The next time you find yourself scrolling through streaming services, looking for something that is going to please you, your partner, your housemate, your mum (or whatever range of diverse people you have gathered in your living room that makes you despair for your chances of pleasing them all), Polite Society would be a solid choice. I saw it as a part of the launch event for Dendy’s new premium lounge menu, so I can imagine the choice for screening it was the result of a line of thought much like the one I’ve described above. And it works as a crowd pleaser, thanks to the tried-and-true blend of adventure, comedy, and heartfelt family drama.
We follow Ria, a teenager growing up in a British Pakistani family who is fiercely battling for a future in which she can pursue her aspiration of becoming a stuntwoman. Refreshingly, we don’t get the lazy cliché of overbearing parents. In fact, Ria’s Mum and Dad are sweet and supportive. No, the threats to Ria’s dream stem from its own outlandishness and the slow encroachment of adult life (in all of its humdrum plainness) that Ria feels when her older sister Lena gives up on her studies in art and welcomes a parent-approved match with a very rich and handsome young British Pakistani man.
Ria’s stunt training pays off when the battle for her future becomes literally that, and she is led into a series of martial arts showdowns with various figures in her life. These encounters, along with the comic book aesthetic of the titles and cinematography, give an Edgar Wright-esque heightened realism to the movie. But the comps don’t stop there. You can often feel director Nida Manzoor and producers reaching for styles and set ups with proven track records. The espionage missions Ria attempts with the help of her comedic sidekick school friends for example, are reminiscent of Mean Girls and many others.

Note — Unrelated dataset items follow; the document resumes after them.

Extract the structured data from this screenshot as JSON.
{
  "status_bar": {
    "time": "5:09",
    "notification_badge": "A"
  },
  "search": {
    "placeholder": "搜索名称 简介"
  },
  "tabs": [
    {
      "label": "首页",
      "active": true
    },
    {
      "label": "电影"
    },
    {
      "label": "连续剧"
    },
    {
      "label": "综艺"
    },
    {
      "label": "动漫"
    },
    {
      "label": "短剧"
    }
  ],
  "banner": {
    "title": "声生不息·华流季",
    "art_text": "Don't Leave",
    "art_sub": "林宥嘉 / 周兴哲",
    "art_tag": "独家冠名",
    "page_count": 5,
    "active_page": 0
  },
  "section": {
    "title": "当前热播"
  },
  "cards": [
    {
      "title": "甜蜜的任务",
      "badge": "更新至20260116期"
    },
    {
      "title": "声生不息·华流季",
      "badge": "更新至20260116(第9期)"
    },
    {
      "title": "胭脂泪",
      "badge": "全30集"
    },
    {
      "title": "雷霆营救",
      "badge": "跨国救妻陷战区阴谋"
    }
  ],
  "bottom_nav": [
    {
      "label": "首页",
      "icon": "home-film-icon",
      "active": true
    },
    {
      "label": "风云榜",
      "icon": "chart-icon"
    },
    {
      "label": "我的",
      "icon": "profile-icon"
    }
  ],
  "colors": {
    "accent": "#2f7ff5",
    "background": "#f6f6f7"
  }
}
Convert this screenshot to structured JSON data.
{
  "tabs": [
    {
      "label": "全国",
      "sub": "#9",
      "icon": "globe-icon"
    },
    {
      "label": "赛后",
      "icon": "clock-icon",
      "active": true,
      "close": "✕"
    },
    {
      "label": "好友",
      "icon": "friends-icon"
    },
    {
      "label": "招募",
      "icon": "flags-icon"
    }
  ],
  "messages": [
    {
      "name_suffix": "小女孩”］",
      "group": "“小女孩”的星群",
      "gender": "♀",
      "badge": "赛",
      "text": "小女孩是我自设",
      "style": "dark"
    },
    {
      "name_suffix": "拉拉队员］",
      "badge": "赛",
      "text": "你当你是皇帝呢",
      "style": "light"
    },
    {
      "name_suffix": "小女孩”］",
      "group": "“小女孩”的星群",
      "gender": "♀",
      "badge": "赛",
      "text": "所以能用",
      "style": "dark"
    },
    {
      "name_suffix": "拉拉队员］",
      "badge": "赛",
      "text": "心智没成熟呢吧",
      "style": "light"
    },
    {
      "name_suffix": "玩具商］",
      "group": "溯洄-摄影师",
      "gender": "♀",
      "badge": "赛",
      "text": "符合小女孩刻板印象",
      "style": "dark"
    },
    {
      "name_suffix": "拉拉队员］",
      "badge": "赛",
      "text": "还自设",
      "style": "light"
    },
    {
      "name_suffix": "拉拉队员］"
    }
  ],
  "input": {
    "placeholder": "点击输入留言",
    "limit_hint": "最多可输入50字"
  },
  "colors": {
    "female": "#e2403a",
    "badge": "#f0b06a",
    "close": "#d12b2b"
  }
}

The story plays out predictably and twists against narrative consistency for the sake of convenience. We are asked to doubt our protagonist when doing so will lead her to moments of self-revelation, but then her fantasies are validated with it becomes necessary for following through on the action-adventure elements of the plot.
But these inconsistencies are ultimately unimportant, and your enjoyment of the film won’t be impacted much when all the capers, fight sequences and the climactic musical number don’t live up to the films that inspired them. That’s because the story is genuine and relatable, and because of the extreme likeability of Ria (played by Priya Kansara) and her sister Lena (Ritu Arya). Both play the uncivilised siblings with so much passion and humour, that you, your little brat sister, your aunts and grandparents and their dogs will all happily watch and cheer them on.